Эта мечта сжала сердце, и он почти решился. Завтра он поговорит с отцом, передаст через него просьбу шаманам и старейшинам. Может быть, они согласятся принять Йи-Джен в племя? Он еще не заговаривал с ней об этом – захочет ли она сама покинуть дом, отправиться в лес?
– Чету из рода Совы, – прошептал Криджи, – скажи, бывало ли такое? Может ли такое быть?
Она появилась – на грани сна и яви. Ее обступали тени леса, незнакомого, но все же родного. Дожди там еще не начались, сумрак был глубоким и теплым. Чету из рода Совы жила в далеких краях, где времена года текли по-другому.
– Чету из рода Белки. – Она протянула руки, сложенные горстью, и Криджи вложил в них всю память, собранную в городе, и свой вопрос.
Чету из рода Совы прижала руки к сердцу, закрыла глаза, а Криджи ждал. Дождь барабанил в стекло позади него, сухая листва шелестела впереди, а Криджи замер посредине. Ему казалось – можно шагнуть из одной страны в другую, с легкостью оказаться в чужом лесу, среди дальних родичей. Но все же помнил – это лишь видение, мысль, полуявь, полусон.

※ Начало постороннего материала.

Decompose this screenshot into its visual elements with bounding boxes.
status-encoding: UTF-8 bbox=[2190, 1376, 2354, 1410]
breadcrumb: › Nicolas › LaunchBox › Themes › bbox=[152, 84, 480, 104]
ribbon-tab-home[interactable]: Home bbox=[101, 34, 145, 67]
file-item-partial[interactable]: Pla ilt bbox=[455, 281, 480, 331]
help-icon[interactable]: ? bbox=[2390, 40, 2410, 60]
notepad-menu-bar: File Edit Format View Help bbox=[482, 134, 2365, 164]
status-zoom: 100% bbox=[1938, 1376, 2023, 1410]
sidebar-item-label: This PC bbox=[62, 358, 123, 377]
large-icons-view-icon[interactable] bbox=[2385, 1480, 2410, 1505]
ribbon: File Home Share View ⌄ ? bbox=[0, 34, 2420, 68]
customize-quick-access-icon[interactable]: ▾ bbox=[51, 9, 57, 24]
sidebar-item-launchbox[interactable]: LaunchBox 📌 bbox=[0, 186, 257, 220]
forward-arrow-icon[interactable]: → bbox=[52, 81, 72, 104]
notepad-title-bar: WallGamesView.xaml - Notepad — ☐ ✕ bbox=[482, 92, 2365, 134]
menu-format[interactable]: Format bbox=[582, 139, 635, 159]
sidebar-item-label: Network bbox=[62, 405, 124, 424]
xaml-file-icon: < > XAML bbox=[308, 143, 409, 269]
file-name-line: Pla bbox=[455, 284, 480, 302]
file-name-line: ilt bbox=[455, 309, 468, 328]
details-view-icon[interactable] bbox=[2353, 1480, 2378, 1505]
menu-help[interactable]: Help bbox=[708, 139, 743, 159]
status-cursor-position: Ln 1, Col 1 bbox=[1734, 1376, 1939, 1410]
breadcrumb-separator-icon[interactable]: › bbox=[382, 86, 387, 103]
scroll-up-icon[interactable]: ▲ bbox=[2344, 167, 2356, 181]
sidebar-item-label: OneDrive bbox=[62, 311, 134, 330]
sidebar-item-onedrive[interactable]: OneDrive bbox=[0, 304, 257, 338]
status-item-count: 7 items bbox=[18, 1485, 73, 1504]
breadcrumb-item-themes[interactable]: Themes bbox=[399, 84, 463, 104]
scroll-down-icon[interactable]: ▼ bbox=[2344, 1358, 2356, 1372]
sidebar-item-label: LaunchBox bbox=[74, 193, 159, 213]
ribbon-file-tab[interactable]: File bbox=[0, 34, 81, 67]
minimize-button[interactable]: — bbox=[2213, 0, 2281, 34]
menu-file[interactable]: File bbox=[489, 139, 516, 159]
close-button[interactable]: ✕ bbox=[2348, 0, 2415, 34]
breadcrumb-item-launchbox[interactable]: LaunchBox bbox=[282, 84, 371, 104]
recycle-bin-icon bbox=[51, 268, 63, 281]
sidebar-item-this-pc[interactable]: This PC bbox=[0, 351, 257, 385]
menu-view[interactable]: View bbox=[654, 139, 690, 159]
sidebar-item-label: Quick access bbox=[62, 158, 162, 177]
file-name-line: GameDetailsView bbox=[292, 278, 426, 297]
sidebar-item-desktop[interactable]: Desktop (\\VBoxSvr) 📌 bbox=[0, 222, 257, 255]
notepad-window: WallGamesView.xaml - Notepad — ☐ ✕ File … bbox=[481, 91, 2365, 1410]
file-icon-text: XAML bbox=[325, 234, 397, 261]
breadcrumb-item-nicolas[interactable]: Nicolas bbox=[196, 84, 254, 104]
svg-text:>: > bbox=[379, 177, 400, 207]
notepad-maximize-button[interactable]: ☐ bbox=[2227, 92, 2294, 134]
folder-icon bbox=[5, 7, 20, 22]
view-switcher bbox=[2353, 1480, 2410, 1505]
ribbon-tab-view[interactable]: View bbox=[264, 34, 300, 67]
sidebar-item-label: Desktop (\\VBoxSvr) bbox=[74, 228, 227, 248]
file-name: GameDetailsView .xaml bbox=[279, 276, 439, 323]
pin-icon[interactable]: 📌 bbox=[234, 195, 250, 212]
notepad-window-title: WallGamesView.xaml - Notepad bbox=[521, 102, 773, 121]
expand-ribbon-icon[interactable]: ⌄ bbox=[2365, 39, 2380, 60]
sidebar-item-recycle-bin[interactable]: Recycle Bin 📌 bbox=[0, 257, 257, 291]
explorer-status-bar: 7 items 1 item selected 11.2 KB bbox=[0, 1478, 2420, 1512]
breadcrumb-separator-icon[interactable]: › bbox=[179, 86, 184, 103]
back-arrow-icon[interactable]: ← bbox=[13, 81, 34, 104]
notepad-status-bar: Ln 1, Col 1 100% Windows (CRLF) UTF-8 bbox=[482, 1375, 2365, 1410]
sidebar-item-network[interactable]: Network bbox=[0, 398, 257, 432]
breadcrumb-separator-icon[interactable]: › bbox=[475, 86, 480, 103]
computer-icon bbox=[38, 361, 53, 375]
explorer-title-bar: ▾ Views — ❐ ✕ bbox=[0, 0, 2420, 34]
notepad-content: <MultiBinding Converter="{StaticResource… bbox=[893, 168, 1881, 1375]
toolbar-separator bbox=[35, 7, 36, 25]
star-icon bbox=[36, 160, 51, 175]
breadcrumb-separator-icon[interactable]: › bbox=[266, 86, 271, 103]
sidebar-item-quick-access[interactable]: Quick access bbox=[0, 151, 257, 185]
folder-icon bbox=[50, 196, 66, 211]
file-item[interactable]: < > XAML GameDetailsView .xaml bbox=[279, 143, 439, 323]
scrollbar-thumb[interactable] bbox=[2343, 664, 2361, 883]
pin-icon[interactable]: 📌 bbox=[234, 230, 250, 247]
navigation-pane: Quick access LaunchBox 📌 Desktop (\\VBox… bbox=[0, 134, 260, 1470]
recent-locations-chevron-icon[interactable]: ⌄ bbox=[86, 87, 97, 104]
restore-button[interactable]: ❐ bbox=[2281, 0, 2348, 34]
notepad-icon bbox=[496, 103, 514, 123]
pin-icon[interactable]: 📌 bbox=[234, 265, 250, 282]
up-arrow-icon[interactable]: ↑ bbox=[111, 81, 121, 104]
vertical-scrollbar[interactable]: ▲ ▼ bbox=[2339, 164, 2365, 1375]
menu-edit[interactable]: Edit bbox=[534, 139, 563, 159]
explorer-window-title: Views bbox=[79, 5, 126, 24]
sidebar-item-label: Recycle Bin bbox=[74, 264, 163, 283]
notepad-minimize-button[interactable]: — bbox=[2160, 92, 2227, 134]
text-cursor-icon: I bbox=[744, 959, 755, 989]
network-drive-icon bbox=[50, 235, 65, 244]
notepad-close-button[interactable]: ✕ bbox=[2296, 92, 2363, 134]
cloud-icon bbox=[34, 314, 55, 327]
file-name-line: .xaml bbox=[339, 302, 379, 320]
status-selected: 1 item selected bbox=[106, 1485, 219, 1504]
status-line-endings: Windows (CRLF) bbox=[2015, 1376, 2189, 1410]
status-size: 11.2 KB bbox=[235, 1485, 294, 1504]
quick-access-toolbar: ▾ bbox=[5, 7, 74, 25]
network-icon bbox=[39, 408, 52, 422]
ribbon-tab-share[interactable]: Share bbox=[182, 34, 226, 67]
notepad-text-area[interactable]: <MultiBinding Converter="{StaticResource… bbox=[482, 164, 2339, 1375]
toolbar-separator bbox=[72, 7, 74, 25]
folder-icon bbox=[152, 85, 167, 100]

– Племя не примет твою подругу, – сказала Чету из рода Совы и открыла глаза, посмотрела печально. – Если только не решит порвать союз с городом, если только не начнется вражда. Ищи новый путь, Чету из рода Белки. Это наша судьба – искать новые, неизведанные тропы, по которым еще никто не ходил.
Джута пробыл в городе несколько дней. Иногда разговаривал с дедушкой Йи-Джен, договаривался о чем-то с другими горожанами, но чаще просто сидел рядом с Криджи – в просторной нижней комнате или в беседке в саду. Дождь гремел по деревянному навесу, пузырился на земле, а отец рассказывал о том, что происходит дома, и о местах, в которых побывал. Криджи слушал, расспрашивал, говорил сам, но все время помнил слова Чету из рода Совы и молчал про Йи-Джен.
Перед отъездом отец сказал: «Теперь вернусь только весной». Криджи кивнул, серьезно, по-взрослому и гордился собой в этот миг. Сумел удержаться, не показал, как стало тоскливо, – ведь до самой весны теперь не услышать знакомую речь, не узнать, как дела дома.
Дни становились все холоднее, дожди то стихали, то начинались вновь. Река вышла из берегов, разрушенная стена оказалась в воде, течение ярилось вокруг щербатых камней. Желтые и красные листья усыпали землю в саду, темные ветви деревьев тянулись к пасмурному небу. В нижней комнате теперь горел очаг – потайной, скрытый за железными дверцами. Криджи отворял их и кормил огонь, вместе с дровами бросал в пламя ветки можжевельника и высушенные алые листья. Запах леса исподволь проникал в дом, заползал под крышу, таился в углах.
Теперь почти все время Криджи с Йи-Джен проводили наверху, в заброшенной комнате. Здесь обитали позабытые вещи: сундук со сломанным замком, скамья, кресло без подлокотника. И картина на стене – в потускневших мазках угадывалась белая башня и бурное море. Дождь стучал в окно, а Йи-Джен и Криджи сидели, положив огромную книгу на подоконник, и по очереди читали вслух. Позади трещала маленькая печь – круглая, старая, с истертыми боками, – а больше никакие звуки не доносились сюда.
Сперва книги были для Криджи причудливой тайной, к которой боязно прикоснуться. Джута еще в лесу научил его читать. Но у отца хранились лишь разрозненные листы, на каждом – короткая притча. Здесь же в шкафах стояли огромные тома, где порой помещалась целая жизнь. Постепенно Криджи привык к ним и окунался в написанные истории, как в чужую память.
В книгах теснились незнакомые слова, и Криджи просил Йи-Джен объяснить. А иногда и привычное слово вдруг оборачивалось новой стороной. Как-то попалась книга о приключениях и страшном волшебстве, и Криджи узнал, что у слова «ритуал» есть и оборотная, темная сторона. В племени любого обряда ждали, готовились к нему. А в этой книге ритуал навлек проклятие на героев, и до последней страницы они выпутывались из сетей колдовства.
Перевернув последнюю страницу, Йи-Джен взглянула на Криджи и вдруг сказала:
– Мой дедушка тоже хочет провести ритуал.
И стала рассказывать про подслушанный разговор. Говорила торопливо, тихо, и с каждым словом мир менялся. Этот дом больше не был безопасным убежищем.
«Я спасу ее, – пообещал себе Криджи. – Заберу туда, где никто ее не обидит».